Quando é que uma relação se torna tóxica? Quando um se sobrepõe ao outro? Quando a gana do gozo mortífero prevalece? Quando se tem medo da perda ou da solidão? Quando uma identidade é frágil ao ponto de precisar extrair da relação um lugar e garanti-lo, mesmo que pela dor? Quando não se sabe o que ali no laço se vive, ou seja, na alienação cega ao outro imaginário? Como extrair disso a posição fantasmática que comporta um real que invade sem mediação simbólica, e fazer disso uma questão para análise? De toda maneira, há uma posição subjetiva e um gozo que devemos colocar em questão.
A dor é implícita ao amor. Quando nele algo de si é sacrificado em nome de uma possível relação em que um outro gozo prevalece. Do que se abre mão, aí nesse ponto, e o que se tem como troca? Aceder ao amor implica uma dor que pode ser sem medida. Tomo como palpite a frase de Marie-Hélène Brousse: “Sem dúvida porque o amor é uma paixão, tal como o ódio e a ignorância”[14].
Nas nossas Jornadas vamos tratar também dos casos de violência, dos casos terríveis, onde situamos as barbáries tal como o feminicídio, a perseguição, o crime passional, a manipulação, a transgressão, a obsessão, a violação de privacidade, o sadismo, e assim segue. Quando o amor se torna louco, ou seja, escapa a qualquer mediação simbólica possível, pode acontecer a passagem ao ato e arrisca-se até mesmo a vida.

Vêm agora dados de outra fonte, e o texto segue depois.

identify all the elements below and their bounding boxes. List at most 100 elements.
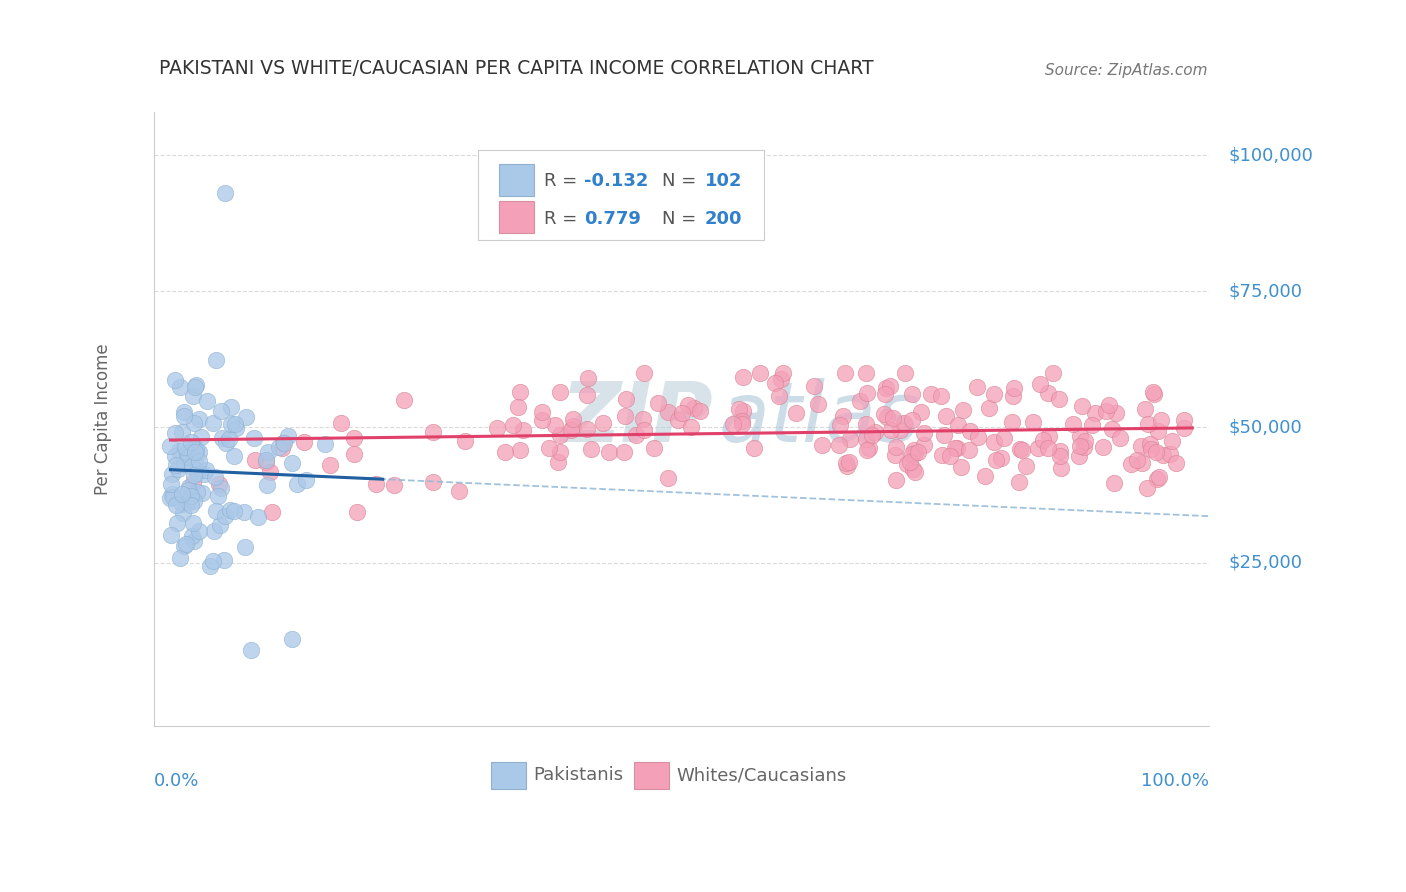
Point xyxy=(177,480,200,494)
Point xyxy=(295,473,318,487)
Point xyxy=(214,508,236,523)
Point xyxy=(202,524,225,538)
Point xyxy=(983,387,1005,401)
Point xyxy=(1074,434,1097,449)
Point xyxy=(959,424,981,438)
Point xyxy=(232,505,254,519)
Point xyxy=(531,405,554,419)
Point xyxy=(1144,445,1167,459)
Point xyxy=(876,410,898,425)
Point xyxy=(1047,392,1070,406)
Point xyxy=(1069,428,1091,442)
Point xyxy=(576,370,599,384)
Point xyxy=(346,505,368,519)
Point xyxy=(1143,386,1166,401)
Point xyxy=(731,413,754,427)
Point xyxy=(159,491,181,506)
Point xyxy=(882,411,904,425)
Point xyxy=(200,559,222,574)
Point xyxy=(1049,444,1071,458)
Point xyxy=(633,366,655,380)
Point xyxy=(744,442,766,456)
Point xyxy=(176,446,198,460)
Point xyxy=(1150,413,1173,427)
Point xyxy=(180,529,202,543)
Point xyxy=(984,453,1007,467)
Point xyxy=(225,421,247,435)
FancyBboxPatch shape xyxy=(499,163,534,195)
Point xyxy=(1136,417,1159,431)
Point xyxy=(575,422,598,436)
Point xyxy=(1160,434,1182,448)
Point xyxy=(967,430,990,444)
Point xyxy=(173,457,195,471)
Point xyxy=(195,393,218,408)
Point xyxy=(1098,398,1121,412)
Point xyxy=(382,478,405,492)
Point xyxy=(769,372,792,386)
Point xyxy=(190,430,212,444)
Point xyxy=(1142,385,1164,400)
Point xyxy=(1147,469,1170,483)
Point xyxy=(494,444,516,458)
Point xyxy=(277,429,299,443)
Point xyxy=(1102,475,1125,490)
Point xyxy=(1049,461,1071,475)
Point xyxy=(561,418,583,433)
Point xyxy=(180,489,202,503)
Point xyxy=(1036,441,1059,455)
Point xyxy=(201,417,224,431)
Point xyxy=(979,401,1001,416)
Point xyxy=(894,366,917,380)
Point xyxy=(160,486,183,500)
Point xyxy=(167,462,190,476)
Point xyxy=(1002,381,1025,395)
Point xyxy=(990,450,1012,465)
Point xyxy=(342,431,364,445)
Point xyxy=(176,483,198,497)
Point xyxy=(1101,422,1123,436)
Point xyxy=(163,373,186,387)
Point xyxy=(879,379,901,393)
Point xyxy=(733,370,755,384)
Point xyxy=(173,539,195,553)
Point xyxy=(560,423,582,437)
Point xyxy=(1109,430,1132,444)
Point xyxy=(204,353,226,368)
Point xyxy=(633,423,655,437)
Point xyxy=(912,438,935,452)
Point xyxy=(180,435,202,450)
Point xyxy=(209,404,232,418)
Point xyxy=(260,505,283,519)
Text: R =: R = xyxy=(544,210,583,227)
Point xyxy=(1036,386,1059,401)
Point xyxy=(163,426,186,441)
Point xyxy=(204,470,226,484)
Point xyxy=(929,389,952,403)
Text: Whites/Caucasians: Whites/Caucasians xyxy=(676,766,846,784)
Point xyxy=(181,389,204,403)
Point xyxy=(884,448,907,462)
Point xyxy=(974,468,997,483)
Point xyxy=(831,409,853,423)
Point xyxy=(1042,366,1064,380)
Point xyxy=(935,409,957,424)
Point xyxy=(657,471,679,485)
Point xyxy=(207,489,229,503)
Point xyxy=(901,386,924,401)
Point xyxy=(873,407,896,421)
Point xyxy=(807,397,830,411)
Point xyxy=(159,528,181,542)
Point xyxy=(749,366,772,380)
Point xyxy=(183,440,205,454)
Text: atlas: atlas xyxy=(718,378,920,459)
Text: ZIP: ZIP xyxy=(560,378,713,459)
Point xyxy=(1173,421,1195,435)
Point xyxy=(952,403,974,417)
Point xyxy=(174,537,197,551)
Point xyxy=(562,412,585,426)
Point xyxy=(224,417,246,431)
Point xyxy=(548,428,571,442)
Point xyxy=(422,475,444,489)
Text: $25,000: $25,000 xyxy=(1229,554,1302,572)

Aguardamos os casos para nossas Jornadas Clínicas. Teremos como convidada Raquel Cors Ulloa, Membro da NEL/AMP. Para instigá-los um pouco mais, espero, termino com uma frase dela:
“Analisar-se, escutar o saber textual do inconsciente, ler os modos de amar, desejar, gozar, implica bordejar um furo, porque um furo se bordeja, senão não é um furo. Tentem com um lápis” (arriscando-se com casos de sua clínica) “ou ao fazer crochê… como queiram!”[15]

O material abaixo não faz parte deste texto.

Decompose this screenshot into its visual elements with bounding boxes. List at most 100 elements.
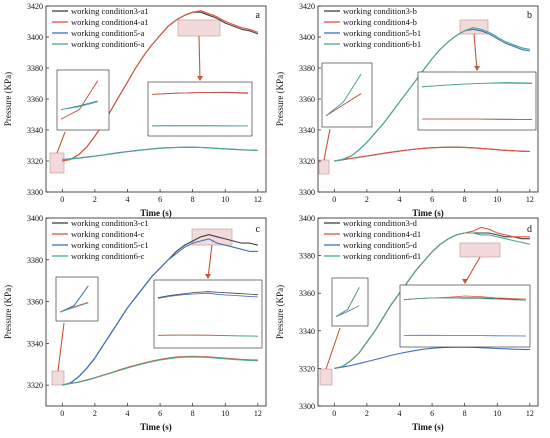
inset-series-line-4	[421, 82, 533, 88]
legend-label: working condition6-b1	[343, 39, 421, 49]
inset-plot-left	[321, 62, 373, 128]
zoom-region-highlight	[191, 228, 233, 246]
zoom-arrow	[473, 33, 478, 71]
inset-series-line-1	[157, 291, 259, 298]
inset-series-line-2	[151, 91, 249, 95]
inset-plot-left	[56, 69, 110, 131]
x-tick-label: 10	[493, 409, 501, 418]
zoom-arrow-head	[197, 76, 203, 81]
x-tick-label: 4	[397, 195, 401, 204]
zoom-arrow	[57, 322, 65, 372]
legend-label: working condition4-b	[343, 17, 417, 27]
zoom-region-highlight	[51, 370, 65, 386]
x-tick-label: 2	[365, 409, 369, 418]
legend-label: working condition4-d1	[343, 229, 421, 239]
zoom-arrow	[198, 35, 201, 81]
x-tick-label: 10	[221, 409, 229, 418]
panel-label: c	[256, 224, 261, 235]
y-tick-label: 3320	[299, 157, 315, 166]
inset-plot-right	[153, 279, 263, 349]
inset-plot-left	[331, 277, 369, 327]
y-tick-label: 3360	[299, 289, 315, 298]
legend-label: working condition6-c	[71, 251, 145, 261]
y-tick-label: 3400	[27, 33, 43, 42]
chart-panel-a: 0 2 4 6 8 10 12 3300 3320 3340 3360 3380 3400 3420 Tim…	[3, 2, 267, 218]
y-tick-label: 3420	[27, 2, 43, 11]
inset-series-line-4	[403, 297, 527, 301]
series-line-4	[62, 356, 258, 386]
zoom-region-highlight	[177, 19, 221, 37]
inset-series-line-3	[403, 334, 527, 337]
inset-series-line-4	[325, 73, 362, 117]
x-tick-label: 0	[332, 195, 336, 204]
x-tick-label: 6	[430, 409, 434, 418]
legend-label: working condition4-c	[71, 229, 145, 239]
legend-label: working condition5-c1	[71, 240, 149, 250]
x-tick-label: 4	[125, 195, 129, 204]
legend-label: working condition3-c1	[71, 218, 149, 228]
inset-frame	[417, 71, 537, 131]
y-axis-label: Pressure (KPa)	[275, 72, 285, 126]
x-tick-label: 8	[191, 409, 195, 418]
x-tick-label: 12	[254, 409, 262, 418]
inset-plot-right	[147, 81, 253, 137]
inset-frame	[321, 62, 373, 128]
y-tick-label: 3380	[299, 252, 315, 261]
chart-panel-d: 0 2 4 6 8 10 12 3300 3320 3340 3360 3380 3400 Time (s…	[275, 214, 539, 432]
y-tick-label: 3360	[27, 298, 43, 307]
y-axis-label: Pressure (KPa)	[275, 285, 285, 339]
x-tick-label: 0	[60, 195, 64, 204]
x-tick-label: 4	[397, 409, 401, 418]
y-tick-label: 3340	[27, 339, 43, 348]
zoom-arrow-head	[462, 279, 468, 284]
x-tick-label: 6	[430, 195, 434, 204]
zoom-region-highlight	[459, 242, 501, 258]
y-tick-label: 3380	[27, 64, 43, 73]
x-tick-label: 4	[125, 409, 129, 418]
legend-label: working condition3-b	[343, 6, 417, 16]
series-line-4	[334, 27, 531, 162]
y-tick-label: 3380	[299, 64, 315, 73]
inset-series-line-3	[335, 305, 360, 317]
x-tick-label: 12	[526, 409, 534, 418]
legend-label: working condition6-d1	[343, 251, 421, 261]
series-line-2	[62, 10, 259, 162]
y-axis-label: Pressure (KPa)	[3, 285, 13, 339]
x-axis-label: Time (s)	[412, 208, 444, 218]
inset-series-line-3	[59, 285, 89, 313]
chart-panel-b: 0 2 4 6 8 10 12 3300 3320 3340 3360 3380 3400 3420 Tim…	[275, 2, 539, 218]
inset-series-line-2	[60, 80, 99, 120]
x-tick-label: 6	[158, 195, 162, 204]
zoom-arrow	[325, 327, 341, 370]
zoom-arrow	[207, 244, 213, 279]
inset-series-line-2	[325, 93, 362, 117]
inset-series-line-4	[335, 287, 360, 317]
x-tick-label: 8	[463, 409, 467, 418]
x-tick-label: 2	[93, 195, 97, 204]
zoom-region-highlight	[318, 159, 330, 175]
y-tick-label: 3320	[299, 364, 315, 373]
zoom-region-highlight	[319, 368, 333, 386]
series-line-4	[62, 146, 258, 160]
legend-label: working condition5-a	[71, 28, 145, 38]
x-axis-label: Time (s)	[140, 422, 172, 432]
legend-label: working condition4-a1	[71, 17, 149, 27]
y-tick-label: 3380	[27, 256, 43, 265]
legend-label: working condition3-d	[343, 218, 418, 228]
chart-panel-c: 0 2 4 6 8 10 12 3320 3340 3360 3380 3400 Time (s) Pre…	[3, 214, 267, 432]
inset-series-line-4	[59, 302, 89, 313]
y-tick-label: 3320	[27, 381, 43, 390]
x-tick-label: 2	[93, 409, 97, 418]
x-tick-label: 12	[254, 195, 262, 204]
panel-label: a	[256, 10, 261, 21]
inset-plot-right	[417, 71, 537, 131]
x-tick-label: 10	[221, 195, 229, 204]
y-tick-label: 3360	[299, 95, 315, 104]
y-tick-label: 3340	[299, 126, 315, 135]
x-tick-label: 0	[332, 409, 336, 418]
y-tick-label: 3400	[299, 214, 315, 223]
y-tick-label: 3340	[299, 327, 315, 336]
legend-label: working condition5-d	[343, 240, 418, 250]
inset-frame	[56, 69, 110, 131]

[1] VIII Jornadas da EBP/SP 2019.
[2] LACAN, J. (1972-1973). O Seminário, livro 20: mais, ainda. Rio de Janeiro: Zahar, 1982, p. 55
[3] LACAN, J. (1972-1973). O Seminário, livro 7: a ética da psicanálise. Rio de Janeiro: Zahar, 1982, p. 167.

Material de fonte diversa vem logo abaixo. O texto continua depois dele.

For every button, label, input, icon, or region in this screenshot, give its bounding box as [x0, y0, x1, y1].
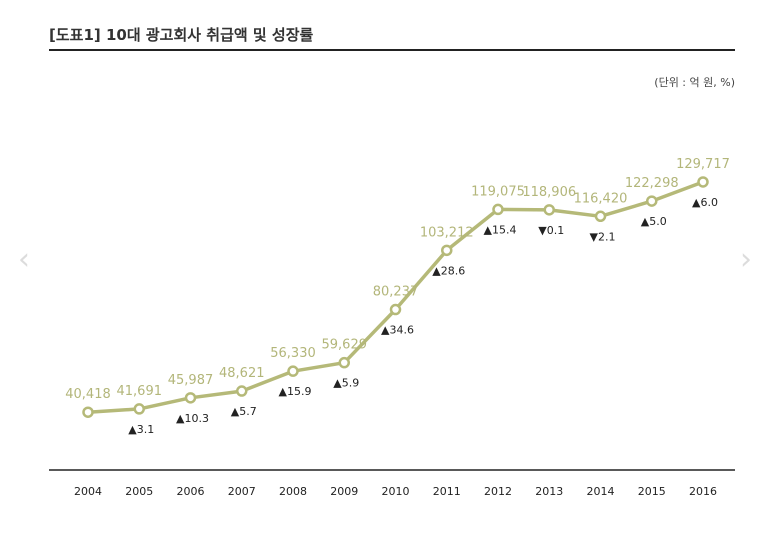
data-point	[236, 385, 248, 397]
title-rule	[49, 49, 735, 51]
growth-rate-label: ▲15.4	[484, 223, 517, 236]
data-point	[594, 210, 607, 223]
data-point	[697, 176, 709, 188]
growth-rate-label: ▲15.9	[279, 385, 312, 398]
x-tick-label: 2014	[587, 485, 615, 498]
data-value-label: 119,075	[471, 184, 525, 199]
data-point	[389, 303, 402, 316]
data-point	[184, 392, 197, 404]
x-tick-label: 2008	[279, 485, 307, 498]
growth-rate-label: ▲5.9	[333, 377, 359, 390]
data-value-label: 118,906	[522, 185, 576, 200]
data-value-label: 56,330	[270, 346, 316, 361]
data-point	[441, 244, 453, 257]
data-value-label: 41,691	[117, 384, 163, 399]
growth-rate-label: ▲34.6	[381, 324, 414, 337]
x-tick-label: 2004	[74, 485, 102, 498]
growth-rate-label: ▲6.0	[692, 196, 718, 209]
growth-rate-label: ▲5.7	[231, 405, 257, 418]
data-point	[133, 403, 145, 415]
x-tick-label: 2013	[535, 485, 563, 498]
data-value-label: 48,621	[219, 366, 265, 381]
x-tick-label: 2006	[177, 485, 205, 498]
data-point	[82, 406, 94, 418]
unit-label: (단위 : 억 원, %)	[654, 76, 735, 89]
growth-rate-label: ▲5.0	[641, 215, 667, 228]
x-tick-label: 2012	[484, 485, 512, 498]
data-point	[287, 365, 299, 377]
growth-rate-label: ▲10.3	[176, 412, 209, 425]
growth-rate-label: ▲3.1	[128, 423, 154, 436]
x-tick-label: 2007	[228, 485, 256, 498]
chart-title: [도표1] 10대 광고회사 취급액 및 성장률	[49, 26, 314, 44]
data-value-label: 45,987	[168, 373, 214, 388]
chevron-left-icon[interactable]: ‹	[18, 242, 30, 277]
data-value-label: 129,717	[676, 157, 730, 172]
data-point	[646, 195, 658, 207]
data-point	[338, 356, 350, 369]
growth-rate-label: ▼2.1	[590, 230, 616, 243]
x-tick-label: 2010	[382, 485, 410, 498]
data-value-label: 103,212	[420, 225, 474, 240]
x-tick-label: 2005	[125, 485, 153, 498]
x-tick-label: 2016	[689, 485, 717, 498]
data-point	[492, 203, 504, 216]
growth-rate-label: ▼0.1	[538, 224, 564, 237]
growth-rate-label: ▲28.6	[432, 264, 465, 277]
data-value-label: 116,420	[574, 191, 628, 206]
data-value-label: 122,298	[625, 176, 679, 191]
data-value-label: 40,418	[65, 387, 111, 402]
chevron-right-icon[interactable]: ›	[740, 242, 752, 277]
x-tick-label: 2015	[638, 485, 666, 498]
x-tick-label: 2011	[433, 485, 461, 498]
data-value-label: 80,237	[373, 285, 419, 300]
data-value-label: 59,629	[322, 338, 368, 353]
x-tick-label: 2009	[330, 485, 358, 498]
data-point	[543, 204, 555, 216]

[4] LACAN, J. (1972-1973). O Seminário, livro 8: a transferência. Rio de Janeiro: Zahar, 1982, p. 41.
[5] LACAN, J. (1972-1973). O Seminário, livro 10: a angústia. Rio de Janeiro: Zahar, 1982, p. 198.
[6] Idem, 197.
[7] LACAN, J. (1964). O Seminário, livro 11: os quatro conceitos fundamentais da psicanálise. Rio de Janeiro: Zahar, 2008, p. 249.
[8] LACAN, J. (1972-1973). O Seminário, livro 20: mais, ainda. Op. cit., p.12.
[9] Idem, p. 62.
[10] Idem, p. 13.
[11] CASTANET, H. Ordres et désordres amoreux au XXIe siècle. Paris: Economica, 2015, p. 7.
[12] BOSQUIN-CAROZ, P. Les amours douloureuses. In: Quarto 138, dez 2024, p. 45.
[13] LACAN, J. “A Terceira”. In: Opção Lacaniana, Revista Brasileira Internacional de Psicanálise, n. 62. São Paulo, 2011.